Moins attaché à prouver une quelconque originalité formelle qu’à raconter une histoire horrible avec le maximum d’efficacité et le minimum de subtilité, Blind Mountain s’amuse aussi avec les nerfs du spectateur, à la façon d’une série B, jusqu’à permettre à celui-ci d’atteindre parfois un état cathartique traduit par les applaudissements de la salle déclenchés par une scène finale que l’on se gardera bien de raconter.
Le récit de La Visite de la fanfare, de l’Israélien Eran Kilirin, repose, quant à lui, sur une suspension du temps. Les musiciens d’une fanfare de la gendarmerie égyptienne invitée en Israël se trompent d’endroit et doivent passer quelques heures dans une petite ville écrasée par l’ennui, hébergés par quelques habitants dont une dynamique et solitaire gérante de restaurant incarnée par Ronit Elkabetz. Traité sur le mode d’un comique minimaliste (plan fixe et gags à combustion lente) le film décrit divers personnages, parfois un peu trop typés (le veuf inconsolable, le dragueur) que leur séjour transformera quelque peu. Ce qui n’apparaîtra pas comme une grande surprise.
Plus étonnant est le film estonien Magnus, d’une jeune réalisatrice de 26 ans, Kadri Kousaar : le portrait d’un jeune homme suicidaire qui passe quelques jours avec son père, proxénète bon vivant et ne doutant de rien. Celui-ci tente sans succès d’insuffler à son rejeton, par différents moyens dont une visite au bordel, une envie de vivre. Malgré des dialogues qui parfois surlignent un peu les enjeux du récit, Magnus est la peinture d’un petit monde touchant de déclassés et de fumeurs de pétards, mais aussi l’impossible quête d’une réponse à la dépression du jeune homme. On retiendra aussi un personnage étonnant, celui du père, qui avoue avoir laissé mourir son fils pour respecter le choix de celui-ci.
Les deux films français présentés avaient non seulement comme point commun d’être réalisés par des femmes, mais plus précisément de s’attaquer à ce que l’on pourrait considérer comme divers aspects de la féminité. Naissance des pieuvres, de Céline Sciamma, s’attache ainsi à la sexualité des adolescentes à travers le portrait de trois jeunes filles plutôt pressées de se débarrasser de leur encombrante virginité.
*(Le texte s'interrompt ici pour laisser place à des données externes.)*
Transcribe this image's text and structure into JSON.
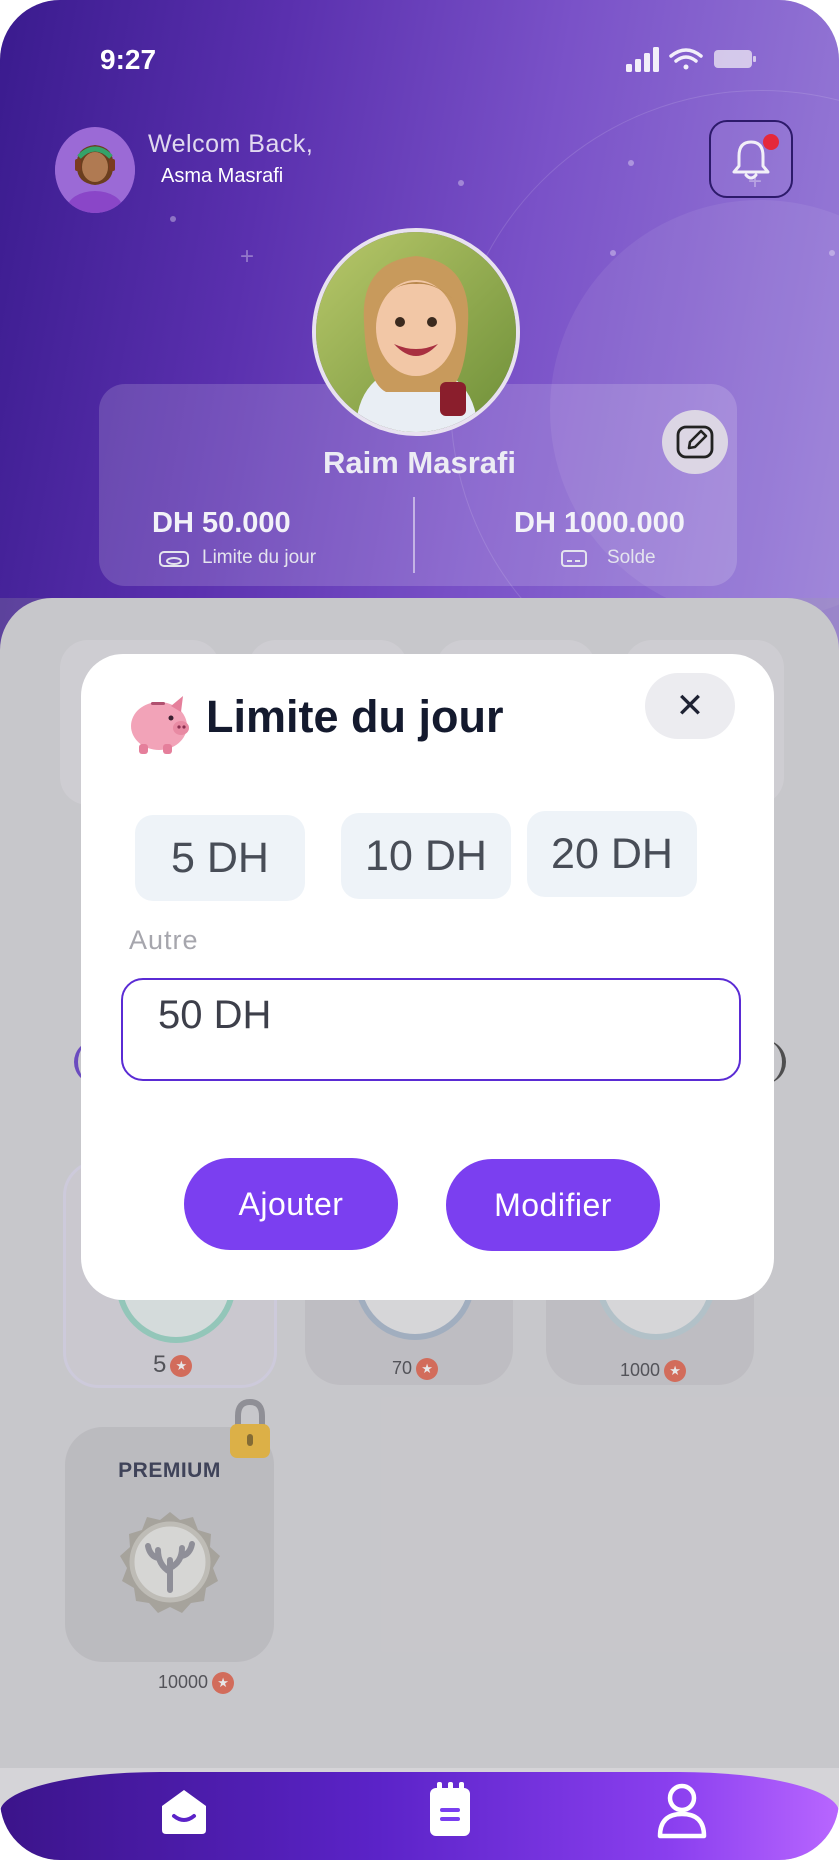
{
  "status_bar": {
    "time": "9:27"
  },
  "header": {
    "welcome_text": "Welcom Back,",
    "user_name": "Asma Masrafi",
    "notification_icon": "bell-icon",
    "has_notification": true
  },
  "child_card": {
    "child_name": "Raim Masrafi",
    "edit_icon": "edit-pencil-icon",
    "daily_limit": {
      "value": "DH 50.000",
      "label": "Limite du jour",
      "icon": "wallet-icon"
    },
    "balance": {
      "value": "DH 1000.000",
      "label": "Solde",
      "icon": "card-icon"
    }
  },
  "rewards": {
    "tiles": [
      {
        "value": "5",
        "icon": "star-badge-icon",
        "active": true
      },
      {
        "value": "70",
        "icon": "star-badge-icon",
        "active": false
      },
      {
        "value": "1000",
        "icon": "star-badge-icon",
        "active": false
      }
    ],
    "premium": {
      "label": "PREMIUM",
      "value": "10000",
      "locked": true
    }
  },
  "bottom_nav": {
    "items": [
      {
        "icon": "home-icon"
      },
      {
        "icon": "notebook-icon"
      },
      {
        "icon": "profile-icon"
      }
    ]
  },
  "modal": {
    "title": "Limite du jour",
    "icon": "piggy-bank-icon",
    "close_label": "✕",
    "preset_amounts": [
      "5 DH",
      "10 DH",
      "20 DH"
    ],
    "other_label": "Autre",
    "custom_value": "50 DH",
    "add_label": "Ajouter",
    "edit_label": "Modifier"
  },
  "colors": {
    "accent": "#7b3ff0",
    "header_dark": "#3a1b8e",
    "header_light": "#9a80d8",
    "notification": "#e5283a",
    "star_badge": "#e35b43"
  }
}
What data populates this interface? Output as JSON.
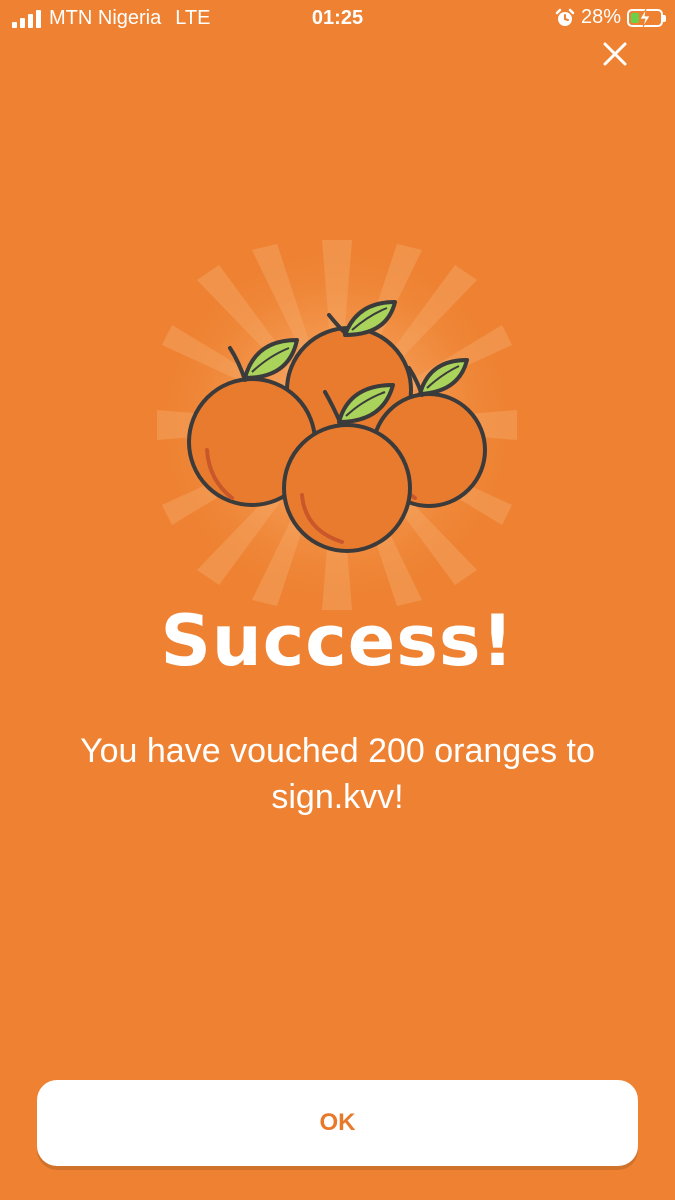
{
  "status_bar": {
    "carrier": "MTN Nigeria",
    "network": "LTE",
    "time": "01:25",
    "battery_percent": "28%",
    "battery_level": 0.28
  },
  "icons": {
    "signal": "signal-bars-icon",
    "alarm": "alarm-clock-icon",
    "battery": "battery-charging-icon",
    "close": "close-icon",
    "illustration": "oranges-illustration"
  },
  "dialog": {
    "title": "Success!",
    "message": "You have vouched 200 oranges to sign.kvv!",
    "ok_label": "OK"
  },
  "colors": {
    "background": "#EE8232",
    "orange_fruit": "#E97B2F",
    "leaf": "#A9D35A",
    "outline": "#3B3B3B",
    "button_text": "#E8792B"
  }
}
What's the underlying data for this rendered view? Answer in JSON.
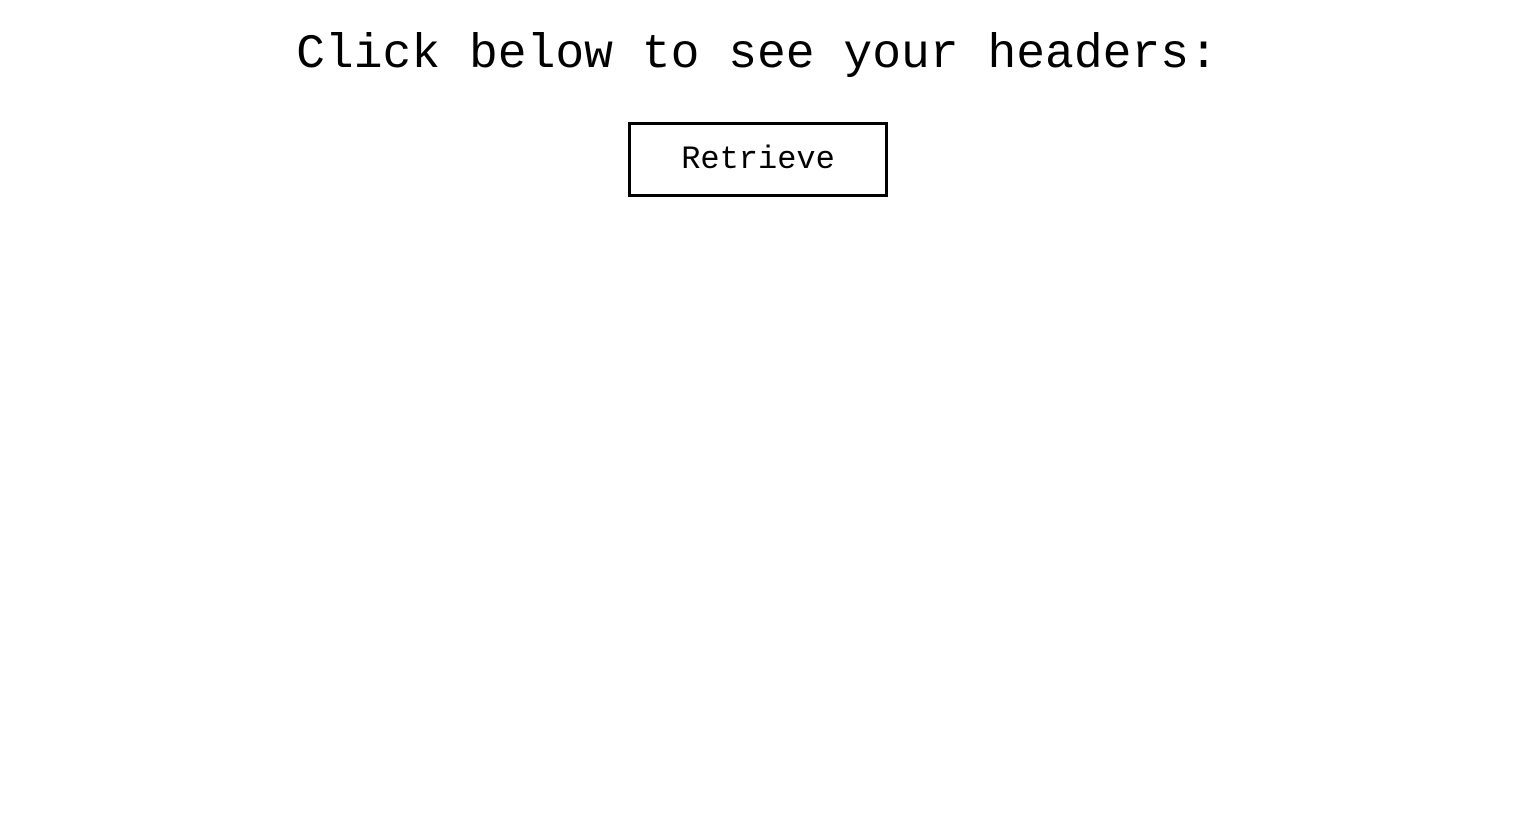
{
  "heading": {
    "text": "Click below to see your headers:"
  },
  "actions": {
    "retrieve_label": "Retrieve"
  },
  "colors": {
    "background": "#ffffff",
    "text": "#000000",
    "button_border": "#000000"
  }
}
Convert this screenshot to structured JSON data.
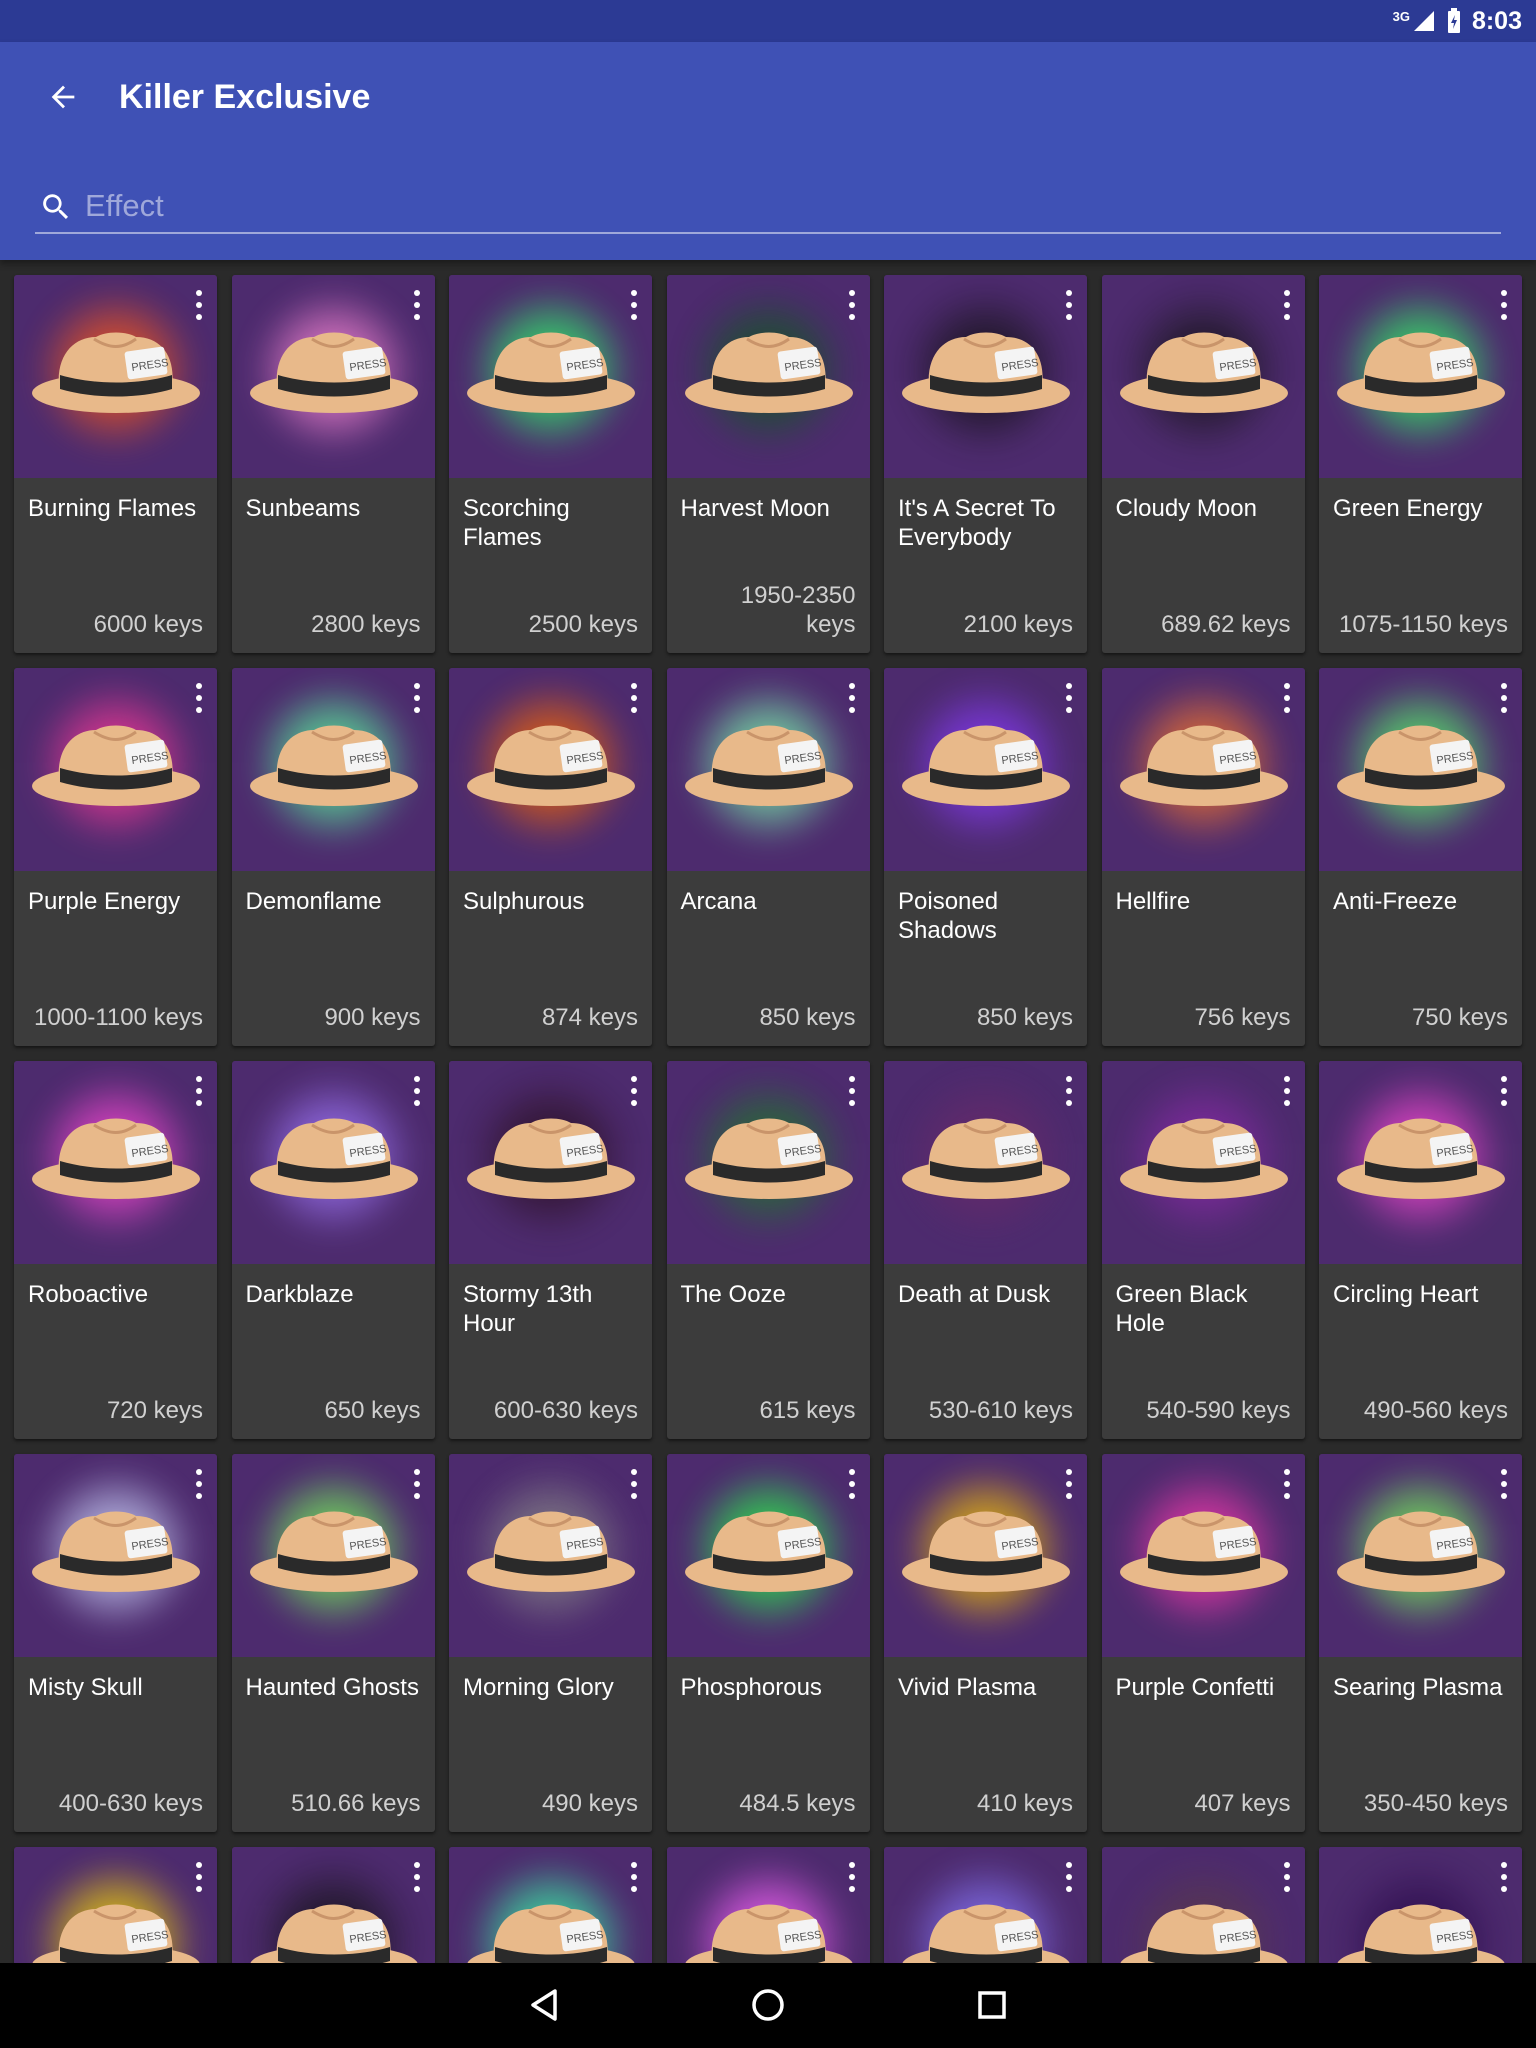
{
  "status": {
    "time": "8:03",
    "network": "3G"
  },
  "header": {
    "title": "Killer Exclusive"
  },
  "search": {
    "placeholder": "Effect",
    "value": ""
  },
  "colors": {
    "appbar": "#3f51b5",
    "statusbar": "#2c3a94",
    "card": "#3c3c3c",
    "thumb_bg": "#4d2b6e",
    "hat": "#e8b98a",
    "band": "#2a2a2a"
  },
  "items": [
    {
      "name": "Burning Flames",
      "price": "6000 keys",
      "effect_color": "#ff5a1a"
    },
    {
      "name": "Sunbeams",
      "price": "2800 keys",
      "effect_color": "#ff8ad8"
    },
    {
      "name": "Scorching Flames",
      "price": "2500 keys",
      "effect_color": "#2fff6a"
    },
    {
      "name": "Harvest Moon",
      "price": "1950-2350 keys",
      "effect_color": "#0f5a1f"
    },
    {
      "name": "It's A Secret To Everybody",
      "price": "2100 keys",
      "effect_color": "#111111"
    },
    {
      "name": "Cloudy Moon",
      "price": "689.62 keys",
      "effect_color": "#151515"
    },
    {
      "name": "Green Energy",
      "price": "1075-1150 keys",
      "effect_color": "#33ff66"
    },
    {
      "name": "Purple Energy",
      "price": "1000-1100 keys",
      "effect_color": "#ff3a9a"
    },
    {
      "name": "Demonflame",
      "price": "900 keys",
      "effect_color": "#5cffa0"
    },
    {
      "name": "Sulphurous",
      "price": "874 keys",
      "effect_color": "#ff6a00"
    },
    {
      "name": "Arcana",
      "price": "850 keys",
      "effect_color": "#7fffb0"
    },
    {
      "name": "Poisoned Shadows",
      "price": "850 keys",
      "effect_color": "#8a3cff"
    },
    {
      "name": "Hellfire",
      "price": "756 keys",
      "effect_color": "#ff7a2a"
    },
    {
      "name": "Anti-Freeze",
      "price": "750 keys",
      "effect_color": "#5aff6a"
    },
    {
      "name": "Roboactive",
      "price": "720 keys",
      "effect_color": "#ff4ad8"
    },
    {
      "name": "Darkblaze",
      "price": "650 keys",
      "effect_color": "#a27aff"
    },
    {
      "name": "Stormy 13th Hour",
      "price": "600-630 keys",
      "effect_color": "#2a0f1f"
    },
    {
      "name": "The Ooze",
      "price": "615 keys",
      "effect_color": "#1f7a2a"
    },
    {
      "name": "Death at Dusk",
      "price": "530-610 keys",
      "effect_color": "#6a2a6a"
    },
    {
      "name": "Green Black Hole",
      "price": "540-590 keys",
      "effect_color": "#8a2aa8"
    },
    {
      "name": "Circling Heart",
      "price": "490-560 keys",
      "effect_color": "#ff4ad8"
    },
    {
      "name": "Misty Skull",
      "price": "400-630 keys",
      "effect_color": "#d0d8ff"
    },
    {
      "name": "Haunted Ghosts",
      "price": "510.66 keys",
      "effect_color": "#7aff5a"
    },
    {
      "name": "Morning Glory",
      "price": "490 keys",
      "effect_color": "#8a8a8a"
    },
    {
      "name": "Phosphorous",
      "price": "484.5 keys",
      "effect_color": "#2aff4a"
    },
    {
      "name": "Vivid Plasma",
      "price": "410 keys",
      "effect_color": "#ffcc00"
    },
    {
      "name": "Purple Confetti",
      "price": "407 keys",
      "effect_color": "#ff3ab0"
    },
    {
      "name": "Searing Plasma",
      "price": "350-450 keys",
      "effect_color": "#7aff5a"
    },
    {
      "name": "",
      "price": "",
      "effect_color": "#ffe000"
    },
    {
      "name": "",
      "price": "",
      "effect_color": "#111111"
    },
    {
      "name": "",
      "price": "",
      "effect_color": "#3affaa"
    },
    {
      "name": "",
      "price": "",
      "effect_color": "#ff66ff"
    },
    {
      "name": "",
      "price": "",
      "effect_color": "#8a7aff"
    },
    {
      "name": "",
      "price": "",
      "effect_color": "#5a3a4a"
    },
    {
      "name": "",
      "price": "",
      "effect_color": "#2a0a4a"
    }
  ],
  "nav": {
    "back": "back-icon",
    "home": "home-icon",
    "recents": "recents-icon"
  }
}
Un rapport frontal et direct avec son "sujet", qui évoque les premiers films de Catherine Breillat, caractérise un film dont la grande qualité est le talent des trois jeunes comédiennes, trois révélations qui lestent Naissance des pieuvres d’une authenticité incarnée indiscutable.
Actrices, de Valeria Bruni-Tedeschi, qui apparaît déjà comme l’un des rares films un peu joyeux d’un festival à la sombre tonalité, pourrait être le second volet d’une série inaugurée par Il est plus facile pour un chameau... Marcelline est comédienne et incarne au Théâtre des Amandiers Natalia Petrovna dans Un mois à la campagne, de Tourgueniev. Aux affres et interrogations engendrées par son rôle s’ajoutent l’angoisse ressentie devant l’urgence biologique à avoir un enfant et à trouver le mâle idéal pour y parvenir.
Foutraque, inégal, volontiers digressif, souvent inventif, Actrices plonge le spectateur au coeur de la névrose narcissique et de l’hystérie de son personnage principal qui devient, suivant peut-être la volonté d’un autoportrait de la réalisatrice et actrice, une figure burlesque originale. C’est dire que l’on rit souvent à un film qui exige de ses comédiens, avec succès (Mathieu Amalric inénarrable en Patrice Chéreau hurlant), de témoigner brillamment de leur talent comique.